You’re right — it is a great piece. Atherton’s become a fine sports journalist.
Sport’s glorious futility
By Will last year, at the end of March Leave a comment on this post
No, there is little to be gained by cancelling. Indeed, surely the whole point of sport is to act as a necessary counterpoint to the grim realities of life. We know that death is a part of life because we see it, in one form or another, every day. Like drugs and alcohol, sport provides an escape from the routine absurdity of everyday existence - and thankfully without any of the side effects.
It gives us the chance to experience the best that life has to offer, usually without serious consequences. We win, we lose, and then we go home and get on with life.
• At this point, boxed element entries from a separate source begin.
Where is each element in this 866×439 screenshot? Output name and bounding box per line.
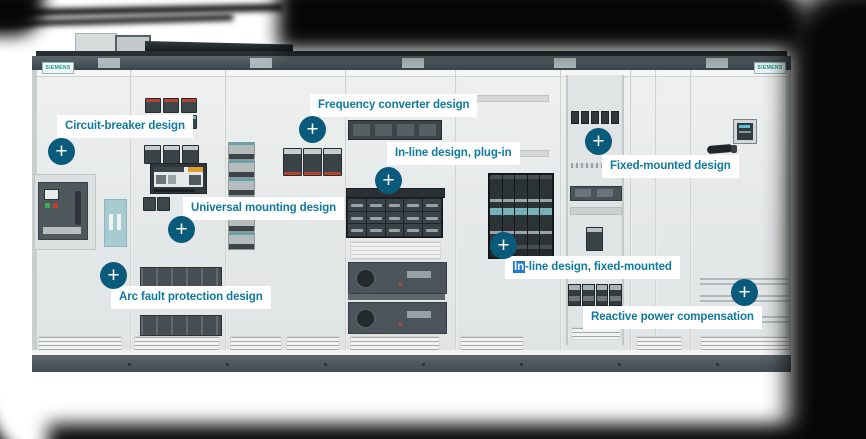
fuse-module <box>596 284 609 306</box>
interlock-slot <box>117 214 121 230</box>
converter-face <box>397 124 414 136</box>
vent-strip <box>350 241 441 260</box>
meter-module <box>228 178 255 196</box>
drive-unit <box>348 302 447 334</box>
converter-face <box>375 124 392 136</box>
hotspot-plus-button-circuit-breaker-design[interactable]: + <box>48 138 75 165</box>
hotspot-plus-button-fixed-mounted-design[interactable]: + <box>585 128 612 155</box>
hmi-alert-bar <box>188 167 203 172</box>
plug-in-module <box>348 212 366 224</box>
frame-shadow <box>788 0 866 439</box>
cabinet-top-strip <box>32 70 791 77</box>
converter-face <box>419 124 436 136</box>
hotspot-label-in-line-design-fixed-mounted[interactable]: In-line design, fixed-mounted <box>505 256 680 279</box>
hotspot-label-fixed-mounted-design[interactable]: Fixed-mounted design <box>602 155 739 178</box>
meter-module <box>228 142 255 160</box>
siemens-logo: SIEMENS <box>754 62 786 74</box>
switch-module <box>144 145 161 164</box>
compact-drive <box>323 148 342 176</box>
converter-strip <box>348 120 442 140</box>
hotspot-plus-button-in-line-design-fixed-mounted[interactable]: + <box>490 232 517 259</box>
hotspot-plus-button-in-line-design-plug-in[interactable]: + <box>375 167 402 194</box>
plug-in-module <box>404 224 422 236</box>
hmi-widget <box>168 175 176 184</box>
plug-in-module <box>367 224 385 236</box>
label-text: -line design, fixed-mounted <box>525 261 672 273</box>
breaker-module <box>145 98 161 113</box>
arc-protection-rack <box>140 315 222 336</box>
device-face <box>575 189 591 197</box>
hmi-screen <box>154 167 203 187</box>
plug-in-module <box>404 212 422 224</box>
cabinet-right-edge <box>786 70 791 355</box>
fuse-module-row <box>568 284 622 306</box>
frame-shadow <box>0 0 44 36</box>
drive-fan <box>355 308 376 329</box>
small-module <box>143 197 156 211</box>
fuse-module <box>582 284 595 306</box>
drive-led <box>399 283 402 286</box>
fuse-switch-row <box>571 111 619 124</box>
hotspot-plus-button-arc-fault-protection-design[interactable]: + <box>100 262 127 289</box>
hmi-buttons <box>154 189 194 192</box>
frame-shadow <box>0 14 233 27</box>
drive-fan <box>355 268 376 289</box>
breaker-module <box>163 98 179 113</box>
breaker-display <box>44 189 59 200</box>
hotspot-label-arc-fault-protection-design[interactable]: Arc fault protection design <box>111 286 271 309</box>
plug-in-module <box>367 212 385 224</box>
drive-unit <box>348 262 447 294</box>
switch-disconnector <box>586 227 603 251</box>
hmi-display <box>150 163 207 194</box>
drive-divider <box>348 294 445 300</box>
meter-module <box>228 232 255 250</box>
blank-strip <box>570 207 622 215</box>
breaker-off-button <box>53 203 58 208</box>
siemens-logo: SIEMENS <box>42 62 74 74</box>
fuse-switch <box>591 111 599 124</box>
plug-in-module <box>367 199 385 211</box>
plug-in-module <box>348 199 366 211</box>
cabinet-seam <box>560 70 562 355</box>
converter-face <box>353 124 370 136</box>
compact-drive <box>283 148 302 176</box>
hotspot-label-frequency-converter-design[interactable]: Frequency converter design <box>310 94 477 117</box>
display-readout <box>739 125 750 128</box>
plug-in-module <box>423 212 441 224</box>
arc-protection-rack <box>140 267 222 288</box>
breaker-handle <box>75 191 81 225</box>
device-strip <box>570 186 622 201</box>
interlock-slot <box>109 214 113 230</box>
switch-module <box>163 145 180 164</box>
fuse-module <box>568 284 581 306</box>
air-circuit-breaker <box>38 182 88 240</box>
drive-label <box>407 311 431 318</box>
switch-module <box>182 145 199 164</box>
door-display <box>733 119 757 144</box>
cabinet-seam <box>130 70 132 355</box>
hmi-widget <box>156 175 166 184</box>
plug-in-module <box>404 199 422 211</box>
hotspot-label-circuit-breaker-design[interactable]: Circuit-breaker design <box>57 115 193 138</box>
fuse-module <box>609 284 622 306</box>
compact-drive <box>303 148 322 176</box>
highlighted-text: In <box>513 261 525 273</box>
fuse-strip <box>528 175 540 257</box>
drive-label <box>407 271 431 278</box>
hmi-header <box>154 167 184 172</box>
hotspot-label-universal-mounting-design[interactable]: Universal mounting design <box>183 197 344 220</box>
product-explorer-image: SIEMENS SIEMENS <box>0 0 866 439</box>
plug-in-module <box>423 224 441 236</box>
small-module <box>157 197 170 211</box>
fuse-strip <box>540 175 552 257</box>
hotspot-plus-button-reactive-power-compensation[interactable]: + <box>731 279 758 306</box>
door-handle-mount <box>731 145 737 153</box>
hotspot-label-in-line-design-plug-in[interactable]: In-line design, plug-in <box>387 142 520 165</box>
breaker-on-button <box>45 203 50 208</box>
breaker-module <box>181 98 197 113</box>
hmi-widget <box>189 175 201 185</box>
plug-in-module <box>423 199 441 211</box>
display-buttons <box>739 131 751 133</box>
plug-in-module <box>386 224 404 236</box>
interlock-plate <box>104 199 127 247</box>
plug-in-module <box>386 199 404 211</box>
fuse-switch <box>611 111 619 124</box>
frame-shadow <box>48 424 866 439</box>
hotspot-label-reactive-power-compensation[interactable]: Reactive power compensation <box>583 306 762 329</box>
frame-shadow <box>0 4 283 17</box>
plug-in-module-rack <box>346 197 443 238</box>
top-rail <box>32 56 791 70</box>
hotspot-plus-button-frequency-converter-design[interactable]: + <box>299 116 326 143</box>
fuse-switch <box>601 111 609 124</box>
plinth <box>32 355 791 372</box>
breaker-rating-plate <box>43 227 81 234</box>
fuse-switch <box>571 111 579 124</box>
fuse-switch <box>581 111 589 124</box>
door-display-screen <box>737 123 753 140</box>
meter-module <box>228 160 255 178</box>
device-face <box>597 189 613 197</box>
plug-in-module <box>348 224 366 236</box>
plug-in-module <box>386 212 404 224</box>
drive-led <box>399 323 402 326</box>
hotspot-plus-button-universal-mounting-design[interactable]: + <box>168 216 195 243</box>
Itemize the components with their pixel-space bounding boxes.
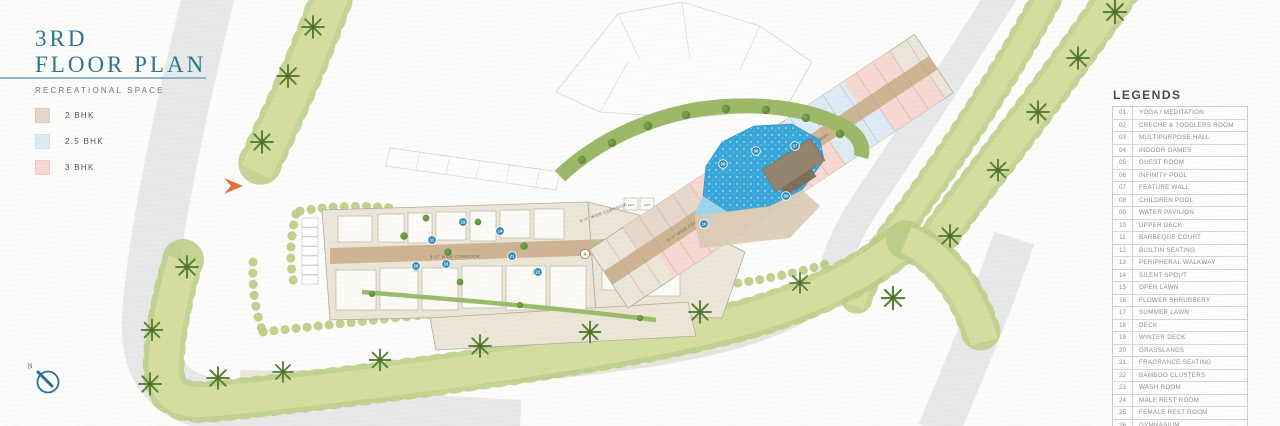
legend-row: 24 MALE REST ROOM	[1113, 395, 1247, 408]
legend-row: 18 DECK	[1113, 320, 1247, 333]
legend-number: 09	[1113, 207, 1133, 219]
legend-row: 01 YOGA / MEDITATION	[1113, 107, 1247, 120]
legend-row: 17 SUMMER LAWN	[1113, 307, 1247, 320]
legend-number: 19	[1113, 332, 1133, 344]
legend-row: 04 INDOOR GAMES	[1113, 145, 1247, 158]
legend-label: CRECHE & TODDLERS ROOM	[1133, 122, 1234, 129]
plan-marker-number: 10	[702, 222, 707, 227]
plan-marker-number: 08	[721, 162, 726, 167]
lift-label: LIFT	[628, 203, 634, 207]
legend-label: WINTER DECK	[1133, 334, 1186, 341]
legend-number: 03	[1113, 132, 1133, 144]
legend-row: 03 MULTIPURPOSE HALL	[1113, 132, 1247, 145]
legend-number: 13	[1113, 257, 1133, 269]
legend-row: 25 FEMALE REST ROOM	[1113, 407, 1247, 420]
unit-legend-row: 2 BHK	[35, 108, 104, 123]
legend-number: 18	[1113, 320, 1133, 332]
unit-legend-row: 3 BHK	[35, 160, 104, 175]
plan-marker-number: 11	[430, 238, 435, 243]
legend-label: YOGA / MEDITATION	[1133, 109, 1204, 116]
page-title: 3RD FLOOR PLAN	[35, 26, 206, 78]
legend-row: 09 WATER PAVILION	[1113, 207, 1247, 220]
unit-legend-row: 2.5 BHK	[35, 134, 104, 149]
legend-number: 23	[1113, 382, 1133, 394]
legend-number: 17	[1113, 307, 1133, 319]
plan-marker-number: 07	[793, 144, 798, 149]
legend-label: CHILDREN POOL	[1133, 197, 1193, 204]
legend-label: GUEST ROOM	[1133, 159, 1184, 166]
legend-row: 11 BARBEQUE COURT	[1113, 232, 1247, 245]
floor-plan-page: LIFT LIFT 6'-0" WIDE CORRIDOR LIFT LOBBY…	[0, 0, 1280, 426]
legend-label: FEMALE REST ROOM	[1133, 409, 1208, 416]
legends-table: 01 YOGA / MEDITATION 02 CRECHE & TODDLER…	[1112, 106, 1248, 426]
plan-marker-number: 15	[461, 220, 466, 225]
legend-row: 16 FLOWER SHRUBBERY	[1113, 295, 1247, 308]
legend-number: 26	[1113, 420, 1133, 426]
legend-label: MALE REST ROOM	[1133, 397, 1199, 404]
legend-label: BAMBOO CLUSTERS	[1133, 372, 1205, 379]
plan-marker-number: 06	[754, 149, 759, 154]
title-divider	[0, 77, 206, 79]
unit-color-swatch	[35, 108, 50, 123]
unit-legend-label: 2 BHK	[65, 111, 95, 120]
plan-marker-number: 14	[498, 229, 503, 234]
legend-label: GYMNASIUM	[1133, 422, 1180, 426]
legend-label: OPEN LAWN	[1133, 284, 1179, 291]
legend-label: MULTIPURPOSE HALL	[1133, 134, 1210, 141]
legend-row: 06 INFINITY POOL	[1113, 170, 1247, 183]
legend-row: 02 CRECHE & TODDLERS ROOM	[1113, 120, 1247, 133]
legend-number: 16	[1113, 295, 1133, 307]
legend-row: 15 OPEN LAWN	[1113, 282, 1247, 295]
plan-marker-number: 16	[444, 262, 449, 267]
legend-row: 13 PERIPHERAL WALKWAY	[1113, 257, 1247, 270]
legend-row: 08 CHILDREN POOL	[1113, 195, 1247, 208]
legends-panel: LEGENDS 01 YOGA / MEDITATION 02 CRECHE &…	[1112, 88, 1248, 426]
legend-row: 07 FEATURE WALL	[1113, 182, 1247, 195]
legend-row: 26 GYMNASIUM	[1113, 420, 1247, 426]
legend-number: 22	[1113, 370, 1133, 382]
legend-label: INDOOR GAMES	[1133, 147, 1191, 154]
legend-label: GRASSLANDS	[1133, 347, 1184, 354]
north-compass-icon: N	[26, 361, 59, 393]
unit-legend-label: 3 BHK	[65, 163, 95, 172]
legend-label: FRAGRANCE SEATING	[1133, 359, 1211, 366]
legend-label: INFINITY POOL	[1133, 172, 1187, 179]
entry-arrow-icon	[224, 178, 243, 194]
legend-number: 15	[1113, 282, 1133, 294]
lift-label: LIFT	[644, 203, 650, 207]
legend-label: FEATURE WALL	[1133, 184, 1189, 191]
legend-number: 08	[1113, 195, 1133, 207]
legend-number: 12	[1113, 245, 1133, 257]
legend-number: 07	[1113, 182, 1133, 194]
legend-label: PERIPHERAL WALKWAY	[1133, 259, 1216, 266]
corridor-label: 6'-0" WIDE CORRIDOR	[430, 254, 480, 260]
legend-label: DECK	[1133, 322, 1157, 329]
legend-label: WASH ROOM	[1133, 384, 1181, 391]
legend-number: 21	[1113, 357, 1133, 369]
legend-row: 22 BAMBOO CLUSTERS	[1113, 370, 1247, 383]
legend-label: BUILTIN SEATING	[1133, 247, 1195, 254]
legend-row: 14 SILENT SPOUT	[1113, 270, 1247, 283]
north-label: N	[26, 361, 35, 371]
legend-row: 21 FRAGRANCE SEATING	[1113, 357, 1247, 370]
legend-number: 02	[1113, 120, 1133, 132]
legend-label: SILENT SPOUT	[1133, 272, 1187, 279]
legend-label: WATER PAVILION	[1133, 209, 1194, 216]
legend-number: 20	[1113, 345, 1133, 357]
title-block: 3RD FLOOR PLAN	[35, 26, 206, 78]
legend-number: 24	[1113, 395, 1133, 407]
legend-label: UPPER DECK	[1133, 222, 1182, 229]
legend-number: 06	[1113, 170, 1133, 182]
legend-number: 01	[1113, 107, 1133, 119]
legend-row: 05 GUEST ROOM	[1113, 157, 1247, 170]
unit-color-swatch	[35, 160, 50, 175]
legend-row: 12 BUILTIN SEATING	[1113, 245, 1247, 258]
legend-number: 05	[1113, 157, 1133, 169]
legend-label: BARBEQUE COURT	[1133, 234, 1201, 241]
legend-number: 04	[1113, 145, 1133, 157]
legend-label: FLOWER SHRUBBERY	[1133, 297, 1210, 304]
unit-legend-label: 2.5 BHK	[65, 137, 104, 146]
legends-title: LEGENDS	[1113, 88, 1248, 102]
plan-marker-number: 21	[510, 254, 515, 259]
legend-row: 23 WASH ROOM	[1113, 382, 1247, 395]
plan-marker-number: 22	[536, 270, 541, 275]
legend-number: 14	[1113, 270, 1133, 282]
legend-row: 19 WINTER DECK	[1113, 332, 1247, 345]
legend-row: 20 GRASSLANDS	[1113, 345, 1247, 358]
plan-marker-number: 09	[784, 194, 789, 199]
legend-number: 25	[1113, 407, 1133, 419]
legend-number: 10	[1113, 220, 1133, 232]
legend-label: SUMMER LAWN	[1133, 309, 1189, 316]
block-a-label: A	[583, 252, 586, 257]
unit-color-swatch	[35, 134, 50, 149]
plan-marker-number: 20	[414, 264, 419, 269]
page-subtitle: RECREATIONAL SPACE	[35, 86, 165, 95]
unit-type-legend: 2 BHK 2.5 BHK 3 BHK	[35, 108, 104, 186]
legend-number: 11	[1113, 232, 1133, 244]
legend-row: 10 UPPER DECK	[1113, 220, 1247, 233]
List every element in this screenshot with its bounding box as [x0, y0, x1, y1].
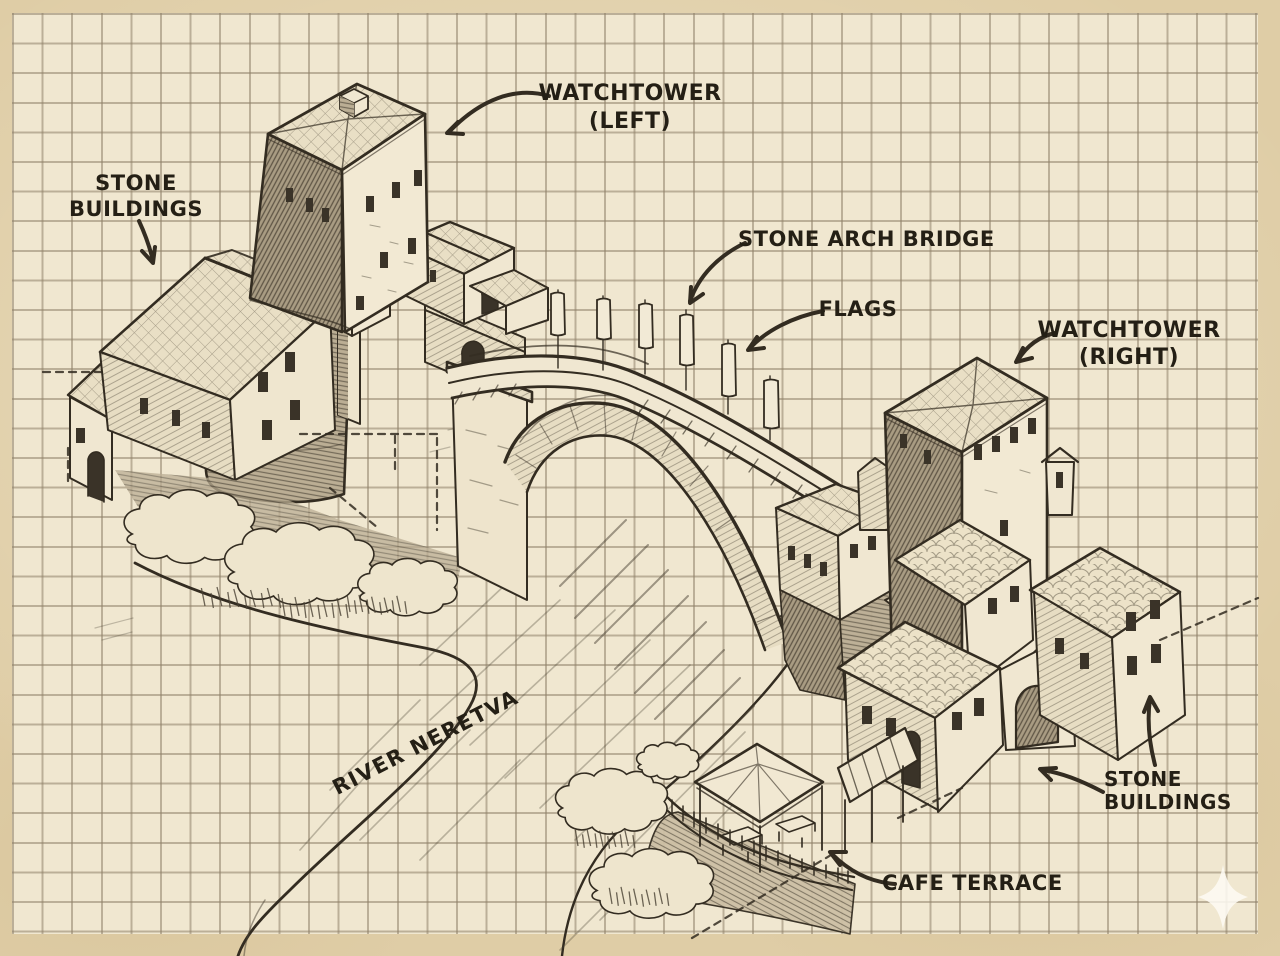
arrow-stone-buildings-left: [139, 221, 155, 263]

We submit to sport’s arcane rules and regulations and rituals. We recognise that we will need to show courage and skill, and we train hard for the event knowing that we are undertaking an ultimately futile task. It is this futility that explains sport’s universal appeal, that and the desire to satisfy a basic human urge to play.
Sport loses its appeal when it is invested with fake importance. This is why English football engenders scant respect: the managers who snarl and spit at players and officials from the sidelines; the players who confuse competitiveness with sometimes vicious intent; and the supporters who cannot cope with the fact that in sport there must nearly always be a loser.
They have all clearly forgotten that Bill Shankly had his tongue firmly planted in his Scottish cheek when he said that football was more important than life or death.
Sport is not more important. And it won’t help to bring Woolmer back, but it might help us to cope.
One of the most insightful, and certainly the most reasoned and balanced article that I’ve read so far on the Woolmer murder and why cricket must go on. But it also re-enforces the often forgotten notion that cricket is a game. Predictably, it’s by Atherton, and it’s a superb read.
Tags: bob-woolmer, football, futility, ICC, Mike-Atherton |
4 Responses to “Sport’s glorious futility”
March 25th, 2007 at 8.11 am
March 25th, 2007 at 9.08 am
Mike Atherton is a class act. What’s he going to be like when he reaches Richie Benaud’s age?
March 25th, 2007 at 12.06 pm
Who’d have ever guessed that media-shy (media-petrified, rather) Athers the skipper would be Athers the sharp insightful journalist?
March 26th, 2007 at 9.39 am
Pamela, my theory is that Athers has drawn a very sharp line under his career as a cricketer, and now no longer even feels like the same person. I read a profile of him a year or so ago, and it said that in his home there are absolutely no mementoes or any indication that he was an England cricketer. Whether that was because it was quite a traumatic time for him (as he said recently at a public function, he played for England when England won “fuck-all”) or some other reason, I don’t know.
I suspect he now sees himself as someone who used to run with the hares but now hunts with the hounds, which has shifted his loyalty on to the reading public, rather than his previous loyalty as a cricketer. Occasionally though, he makes rather revealing comments: just recently he was talking about England players at press conferences and said there were two types of press conference: one, where a jaunty newcomer like Paul Nixon turns up with a spring in his step and a twinkle in his eye and is prepared to spar and banter with the journalists; the other is where the paranoid old hand (with the inference that this old hand is also on the losing side) turns up and waits and pauses after each question, searching their brain for an answer which won’t be misread, and censoring out any nuance that shouldn’t be there as it might get him into trouble. Very revealing.
However I wish that during the last Ashes tour he might have turned back to his experience of being on the losing side to give us some insight into what it’s like in the losing camp and how losing can become a habit or a terrible spiral no matter how talented you are. I wished he had written something about that, rather than just joining in with the other hacks and throwing round adjectives like pathetic, spoilt, cowardly, weak, shameful, which got a bit boring after a while. I wanted to hear some of his insights about losing (and losing, I believe, can be just as perplexing and inexplicable as winning and vice versa).